Dr. Jonasson was woken by a nurse five minutes before the helicopter was expected to land. It was just before 1:30 in the morning.

“What?” he said, confused.

“Rescue Service helicopter coming in. Two patients. An injured man and a younger woman. The woman has gunshot wounds.”

“All right,” Jonasson said wearily.

Although he had slept for only half an hour, he felt groggy. He was on the night shift in the ER at Sahlgrenska hospital in Göteborg. It had been a strenuous evening.
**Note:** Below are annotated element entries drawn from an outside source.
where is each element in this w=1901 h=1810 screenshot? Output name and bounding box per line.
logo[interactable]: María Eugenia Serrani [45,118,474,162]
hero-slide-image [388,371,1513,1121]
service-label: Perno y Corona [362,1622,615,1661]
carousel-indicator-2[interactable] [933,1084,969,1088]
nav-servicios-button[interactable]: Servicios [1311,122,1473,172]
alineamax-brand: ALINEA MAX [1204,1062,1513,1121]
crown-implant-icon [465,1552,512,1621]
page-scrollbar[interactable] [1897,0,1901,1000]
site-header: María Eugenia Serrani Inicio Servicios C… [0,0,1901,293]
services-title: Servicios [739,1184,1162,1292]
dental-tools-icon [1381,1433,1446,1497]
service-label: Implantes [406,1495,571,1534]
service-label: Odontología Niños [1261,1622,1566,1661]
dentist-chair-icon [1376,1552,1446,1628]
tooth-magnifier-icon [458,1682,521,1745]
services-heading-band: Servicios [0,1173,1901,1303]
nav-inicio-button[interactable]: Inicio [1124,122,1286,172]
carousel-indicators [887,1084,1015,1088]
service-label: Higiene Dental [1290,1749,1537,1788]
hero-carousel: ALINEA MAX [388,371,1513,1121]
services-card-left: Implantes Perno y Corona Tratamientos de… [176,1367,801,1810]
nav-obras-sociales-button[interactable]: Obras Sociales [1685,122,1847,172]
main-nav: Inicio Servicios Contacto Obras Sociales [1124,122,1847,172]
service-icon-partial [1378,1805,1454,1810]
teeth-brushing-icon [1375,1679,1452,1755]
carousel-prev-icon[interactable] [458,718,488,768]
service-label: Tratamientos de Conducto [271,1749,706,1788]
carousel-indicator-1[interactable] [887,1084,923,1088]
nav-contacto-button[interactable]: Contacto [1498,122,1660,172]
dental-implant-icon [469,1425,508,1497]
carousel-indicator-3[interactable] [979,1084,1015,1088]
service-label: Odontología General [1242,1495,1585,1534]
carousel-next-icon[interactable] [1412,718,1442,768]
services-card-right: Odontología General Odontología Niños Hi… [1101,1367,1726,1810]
By 12:30 the steady flow of emergency cases had eased off. He had made a round to check on the state of his patients and then gone back to the staff bedroom to try to rest for a while. He was on duty until 6:00, and seldom got the chance to sleep even if no emergency patients came in. But this time he had fallen asleep almost as soon as he turned out the light.

Jonasson saw lightning out over the sea. He knew that the helicopter was coming in the nick of time. All of a sudden a heavy downpour lashed at the window. The storm had moved in over Göteborg.

He heard the sound of the chopper and watched as it banked through the storm squalls down towards the helipad. For a second he held his breath when the pilot seemed to have difficulty controlling the aircraft. Then it vanished from his field of vision and he heard the engine slowing to land. He took a hasty swallow of his tea and set down the cup.

Jonasson met the emergency team in the admissions area. The other doctor on duty took on the first patient who was wheeled in—an elderly man with
his head bandaged, apparently with a serious wound to the face. Jonasson was left with the second patient, the woman who had been shot. He did a quick visual examination: it looked like she was a teenager, very dirty and bloody, and severely wounded. He lifted the blanket that the Rescue Service had wrapped around her body and saw that the wounds to her hip and shoulder were bandaged with duct tape, which he considered a pretty clever idea. The tape kept bacteria out and blood in. One bullet had entered her hip and gone straight through the muscle tissue. He gently raised her shoulder and located the entry wound in her back. There was no exit wound: the round was still inside her shoulder. He hoped it had not penetrated her lung, and since he did not see any blood in the woman's mouth he concluded that probably it had not.